Brooks ha visitado en Dharamsala (India) a los monjes tibetanos del Dalai Lama, ha estudiado textos espirituales orientales y ha convertido la sede del AEI, en Washington, en un foro de discusión sobre la felicidad humana. La aproximación a la espiritualidad asiática en este templo del conservadurismo norteamerican coincide con la frialdad hacia el Papa Francisco: sus críticas al capitalismo han incomodado a la derecha católica.

«En Dharamsala», dice Brooks, «medité con los monjes del Dalai Lama en su monasterio, lo que para mí es bastante fácil, porque soy católico: rezamos el rosario cada día».

En febrero Brooks recibió en el AEI al Dalai Lama, el líder budista. En junio conversó en el mismo lugar con el gurú hindú Sri Sri Ravi Shankar.

Las corbatas y trajes chaqueta habituales en los pasillos del laboratorio de ideas se mezclan ahora con las túnicas y las barbas, y la retórica sobre los valores cristianos, con el pensamiento budista e hinduista.

«¿El secreto de la felicidad?», le preguntó el economista al gurú.

«Ser tú mismo y encontrar las reservas interiores de paz, con las que todos hemos sido dotados», respondió el gurú. «E ir poco a poco, ¿sabes? Conduce detrás de la bicicleta».

En EEUU felicidad y política son indisociables: la Declaración de Independencia proclama el derecho a buscarla. Pero raramente esta idea se ha situado en el centro del debate.

Los años del Tea Party —el movimiento populista que ha impulsado la oposición al demócrata Obama— han dejado maltrechos a los republicanos. Una parte de la ciudadanía los identifica partido de los hombres blancos y mayores de 50 años, de las rebajas de impuestos a los ricos y los recortes sociales a los pobres.

En 2013, varios dirigentes del Partido Republicano constataron en un informe sobre el fracaso en las presidenciales de 2012 que los jóvenes y las minorías ni siquiera les escuchaban. «Necesitamos un partido cuyo conservadurismo invite e inspire a que nuevas personas se nos acerquen», decía el documento.

Casado con una catalana, Brooks fue músico en la Orquestra Ciutat de Barcelona antes que economista: un cambio de carrera menos insólito en EEUU que en Europa. Buena parte de la entrevista se desarrolló en catalán. No está afiliado a ningún partido.

Pero los dirigentes republicanos le consultan y le escuchan. Durante la campaña por la nominación del Partido Republicano a las últimas presidenciales, los principales candidatos desfilaron por su despacho, decorado con un póster de una corrida de toros de José Tomás en la Monumental.
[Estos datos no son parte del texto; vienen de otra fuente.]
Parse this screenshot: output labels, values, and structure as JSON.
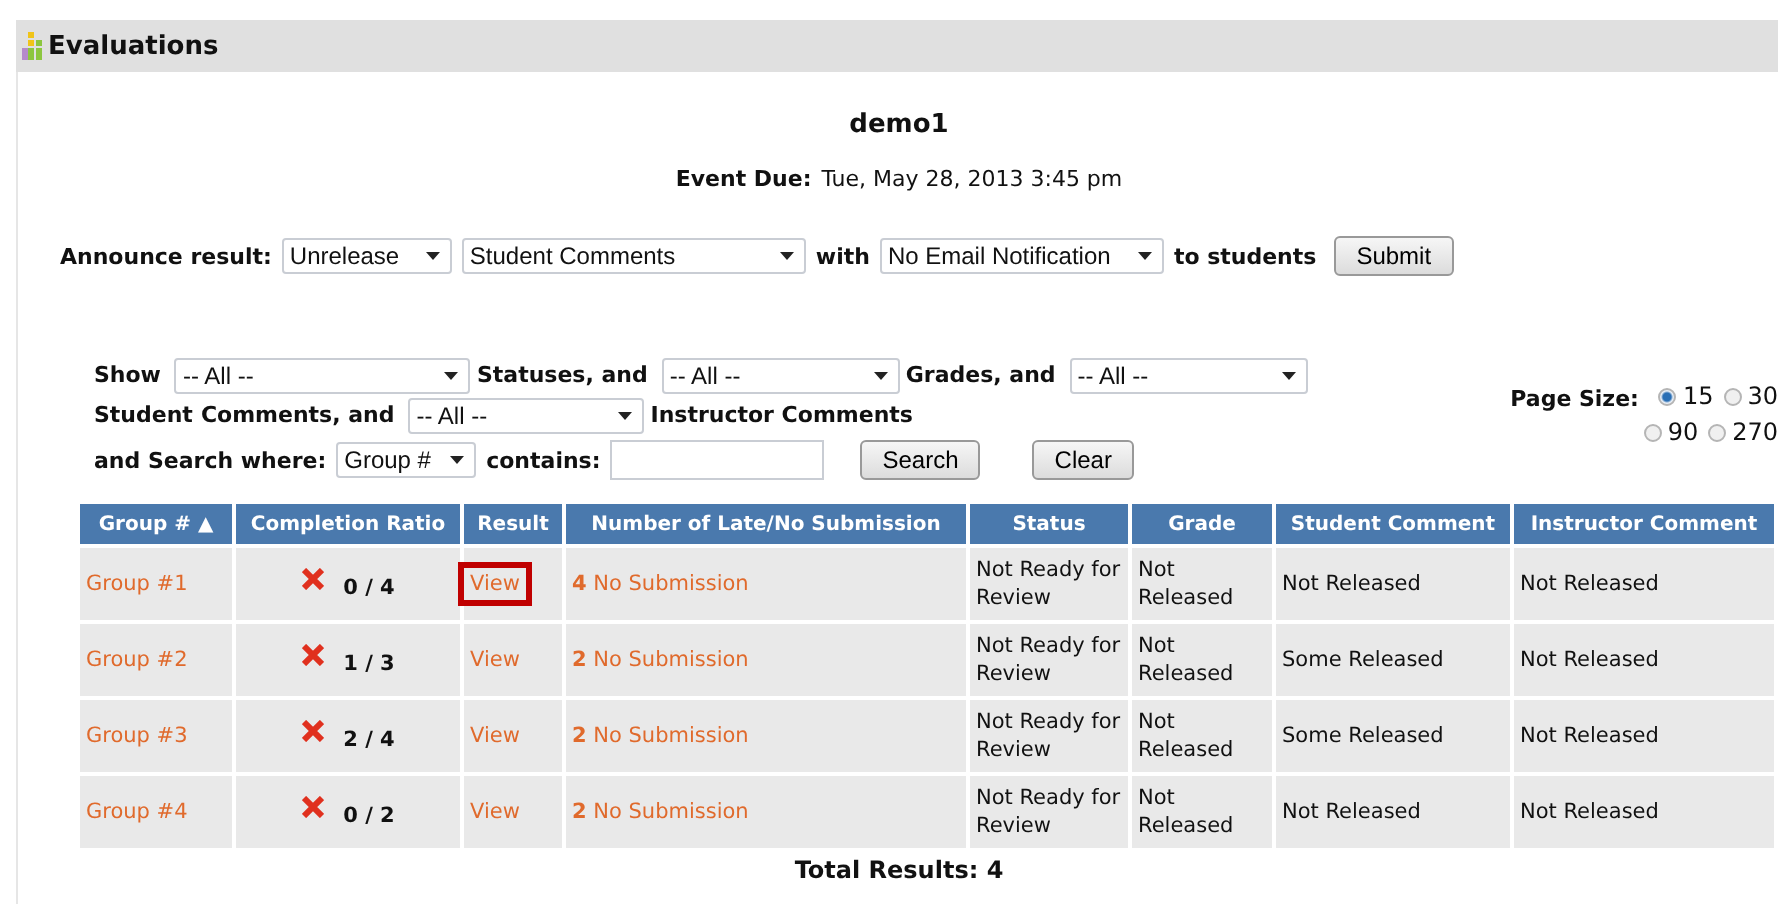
{
  "page": {
    "title": "Evaluations"
  },
  "event": {
    "name": "demo1",
    "due_label": "Event Due:",
    "due": "Tue, May 28, 2013 3:45 pm"
  },
  "announce": {
    "label": "Announce result:",
    "action": "Unrelease",
    "target": "Student Comments",
    "with_label": "with",
    "notification": "No Email Notification",
    "to_label": "to students",
    "submit": "Submit"
  },
  "filters": [
    {
      "kind": "label",
      "text": "Show"
    },
    {
      "kind": "dropdown",
      "value": "-- All --"
    },
    {
      "kind": "label",
      "text": "Statuses, and"
    },
    {
      "kind": "dropdown",
      "value": "-- All --"
    },
    {
      "kind": "label",
      "text": "Grades, and"
    },
    {
      "kind": "dropdown",
      "value": "-- All --"
    },
    {
      "kind": "label",
      "text": "Student"
    },
    {
      "kind": "label",
      "text": "Comments, and"
    },
    {
      "kind": "dropdown",
      "value": "-- All --"
    },
    {
      "kind": "label",
      "text": "Instructor Comments"
    }
  ],
  "page_size": {
    "label": "Page Size:",
    "options": [
      {
        "label": "15",
        "selected": true
      },
      {
        "label": "30",
        "selected": false
      },
      {
        "label": "90",
        "selected": false
      },
      {
        "label": "270",
        "selected": false
      }
    ]
  },
  "search": {
    "label": "and Search where:",
    "field": "Group #",
    "contains_label": "contains:",
    "search_button": "Search",
    "clear_button": "Clear"
  },
  "table": {
    "columns": [
      "Group # ▲",
      "Completion Ratio",
      "Result",
      "Number of Late/No Submission",
      "Status",
      "Grade",
      "Student Comment",
      "Instructor Comment"
    ],
    "rows": [
      {
        "group": "Group #1",
        "complete": false,
        "ratio": "0 / 4",
        "result": "View",
        "highlighted": true,
        "late_count": "4",
        "late_label": "No Submission",
        "status": "Not Ready for Review",
        "grade": "Not Released",
        "student_comment": "Not Released",
        "instructor_comment": "Not Released"
      },
      {
        "group": "Group #2",
        "complete": false,
        "ratio": "1 / 3",
        "result": "View",
        "highlighted": false,
        "late_count": "2",
        "late_label": "No Submission",
        "status": "Not Ready for Review",
        "grade": "Not Released",
        "student_comment": "Some Released",
        "instructor_comment": "Not Released"
      },
      {
        "group": "Group #3",
        "complete": false,
        "ratio": "2 / 4",
        "result": "View",
        "highlighted": false,
        "late_count": "2",
        "late_label": "No Submission",
        "status": "Not Ready for Review",
        "grade": "Not Released",
        "student_comment": "Some Released",
        "instructor_comment": "Not Released"
      },
      {
        "group": "Group #4",
        "complete": false,
        "ratio": "0 / 2",
        "result": "View",
        "highlighted": false,
        "late_count": "2",
        "late_label": "No Submission",
        "status": "Not Ready for Review",
        "grade": "Not Released",
        "student_comment": "Not Released",
        "instructor_comment": "Not Released"
      }
    ]
  },
  "total": "Total Results: 4"
}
Hace una semanas, mientras Brooks conducía su coche, un viernes por la tarde, de regreso a su casa, recibió un mensaje en su teléfono móvil. «Es Marco Rubio», dijo Brooks, entre halagado y divertido. Le felicitaba por su cumpleaños.

Rubio, de origen cubano, es senador por Florida y uno de los nombres que más suena como candidato del Partido Republicano en las presidenciales de 2016, en las que se elegirá al sucesor de Obama.

Hablar de pobreza y desigualdades ha dejado de ser tabú en el Partido Republicano. Y el dogma de las rebajas de impuestos y los recortes en el estado del bienestar está en cuestión.

La derecha, dice Brooks, debe «hacer las paces» con la red de protección social. «¿Dónde ahorras el dinero? No lo ahorres con los pobres: ahórralo con los subsidios que van a los ricos», aconseja.

Del Dalai Lama, Brooks dice que «no sabe nada de política: de lo que entiende es de la conciencia humana». «Dirá: 'Soy marxista'’. Pero después añadirá que él no cree en compartir por la fuerza, que cree que en compartir voluntariamente por una cuestión de moralidad humana», explica.

—¿Qué puede aprender la derecha del Dalai Lama?

—A apartarse del materialismo. Lo mismo que la izquierda.